Beberapa waktu terakhir, publik kita sering dihadapkan pada berita-berita yang membuat dahi mengernyit: pejabat yang sibuk flexing harta di media sosial, kebijakan pajak yang dinaikkan tanpa dialog, hingga ucapan arogan yang seolah menantang rakyat untuk turun ke jalan. Belum lagi perilaku ugal-ugalan oknum pejabat yang minta didahulukan di jalan tanpa menghargai pengendara lain. Fenomena ini tidak sekadar soal gaya, melainkan menyentuh hal yang lebih dalam: kepercayaan rakyat terhadap pemimpinnya.
Rakyat kecil yang berjuang dengan daya beli melemah, melihat elite yang justru sibuk mempertontonkan kemewahan. Wajar bila timbul rasa getir: “Apakah pemimpin kami benar-benar mengerti apa yang kami hadapi?”
Inilah wajah yang sering muncul dari apa yang disebut Presiden Prabowo sebagai “serakahnomics” — ekonomi yang digerakkan oleh keserakahan, bukan oleh kreativitas dan keberpihakan.
Mengapa Hal Ini Terjadi?
Dari kacamata NeuroLeadership, perilaku arogan dan kebijakan yang tidak empatik sering lahir bukan semata karena niat buruk, tetapi karena mekanisme otak manusia itu sendiri.
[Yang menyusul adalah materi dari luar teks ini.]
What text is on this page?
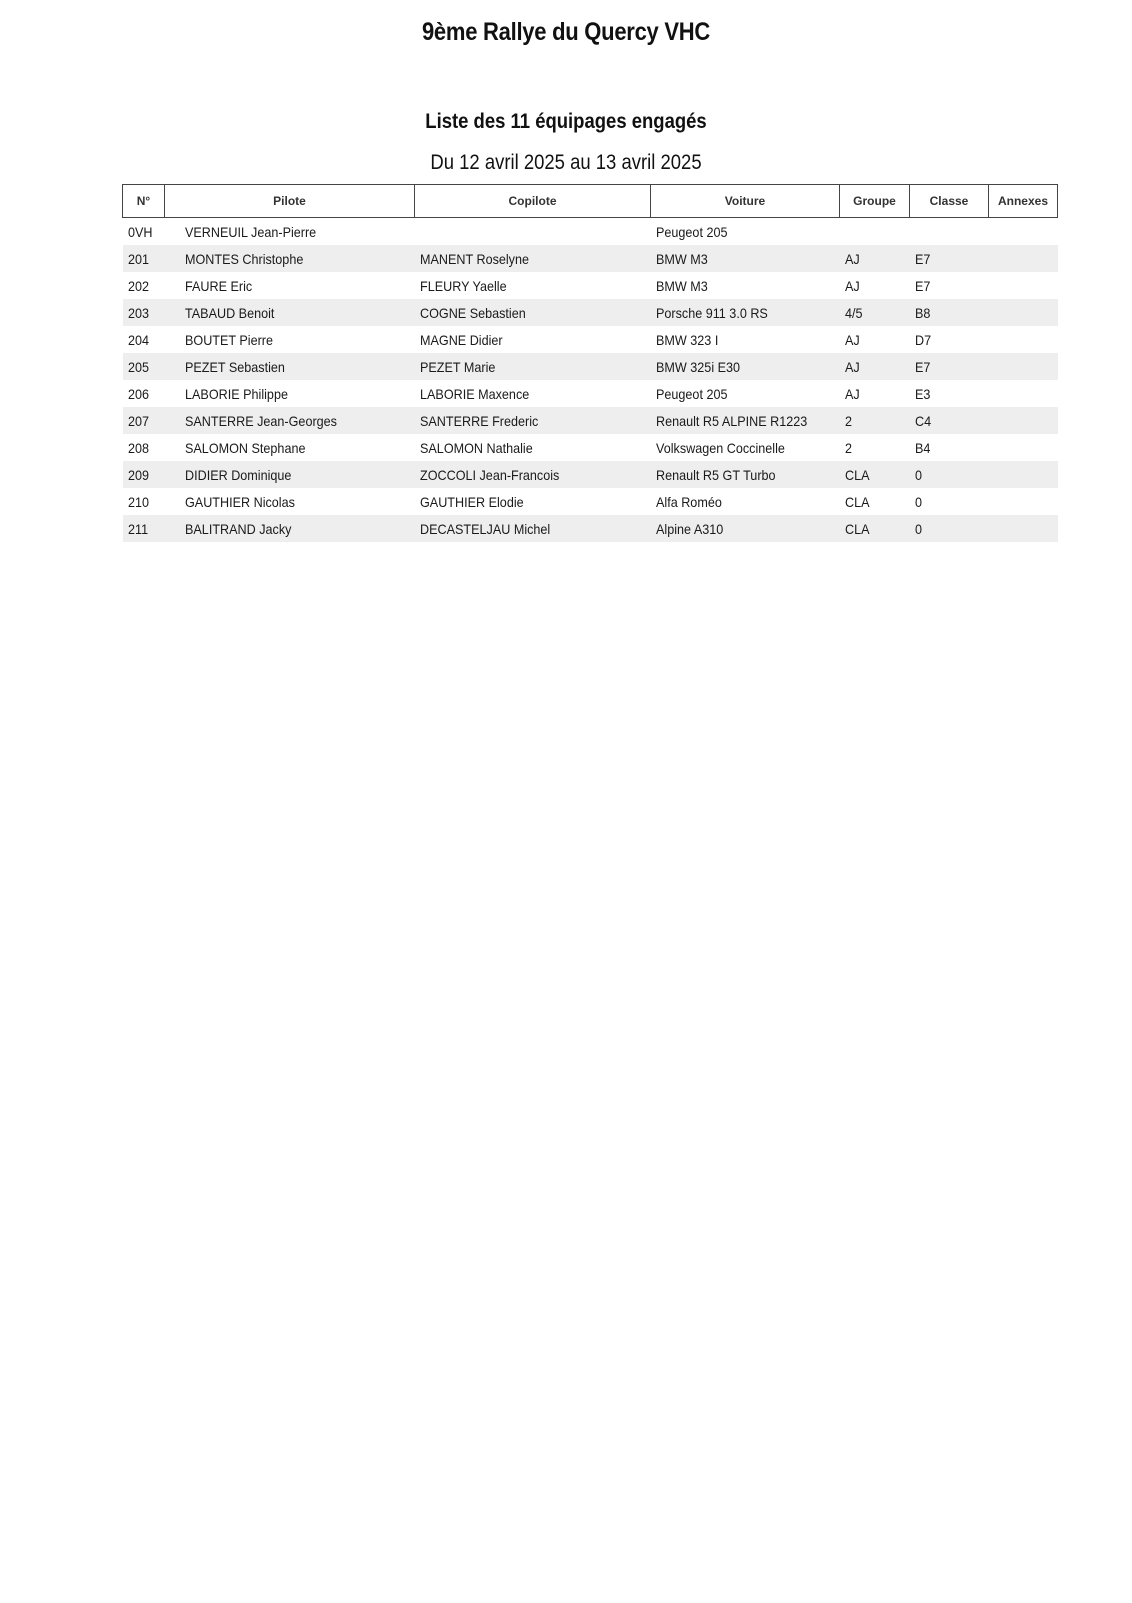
9ème Rallye du Quercy VHC
Liste des 11 équipages engagés
Du 12 avril 2025 au 13 avril 2025
N°	Pilote	Copilote	Voiture	Groupe	Classe	Annexes
0VH	VERNEUIL Jean-Pierre		Peugeot 205			
201	MONTES Christophe	MANENT Roselyne	BMW M3	AJ	E7	
202	FAURE Eric	FLEURY Yaelle	BMW M3	AJ	E7	
203	TABAUD Benoit	COGNE Sebastien	Porsche 911 3.0 RS	4/5	B8	
204	BOUTET Pierre	MAGNE Didier	BMW 323 I	AJ	D7	
205	PEZET Sebastien	PEZET Marie	BMW 325i E30	AJ	E7	
206	LABORIE Philippe	LABORIE Maxence	Peugeot 205	AJ	E3	
207	SANTERRE Jean-Georges	SANTERRE Frederic	Renault R5 ALPINE R1223	2	C4	
208	SALOMON Stephane	SALOMON Nathalie	Volkswagen Coccinelle	2	B4	
209	DIDIER Dominique	ZOCCOLI Jean-Francois	Renault R5 GT Turbo	CLA	0	
210	GAUTHIER Nicolas	GAUTHIER Elodie	Alfa Roméo	CLA	0	
211	BALITRAND Jacky	DECASTELJAU Michel	Alpine A310	CLA	0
• Otak terancam → respon defensif. Saat posisi, status, atau kekuasaan pejabat merasa terancam, amygdala mengambil alih. Ucapan pun keluar dalam bentuk tantangan, bukan ketenangan.
• Dorongan status lebih dominan daripada empati. Status sosial memberi dopamin bagi otak pejabat. Flexing menjadi cara cepat menunjukkan kekuasaan, walau dampaknya menyakiti rasa keadilan publik.
• Budaya organisasi/institusi yang membiarkan. Bila norma di sekelilingnya menoleransi arogansi, maka otak pun belajar bahwa itu “aman” untuk dilakukan.
Akar masalah ini jelas: kepemimpinan yang gagal mengendalikan impuls otak sendiri, dan gagal membaca respons otak rakyat.
Prinsip NeuroLeadership yang Bisa Menjadi Obor
Namun, ada kabar baik. Ilmu otak memberi kita jalan keluar. Beberapa prinsip sederhana bisa menjadi obor untuk mengubah arah kepemimpinan:
• SCARF Model – memastikan setiap kebijakan tidak merendahkan status rakyat, memberi certainty (kepastian), memberi ruang autonomy, membangun relatedness (keterhubungan), dan menjaga fairness (keadilan).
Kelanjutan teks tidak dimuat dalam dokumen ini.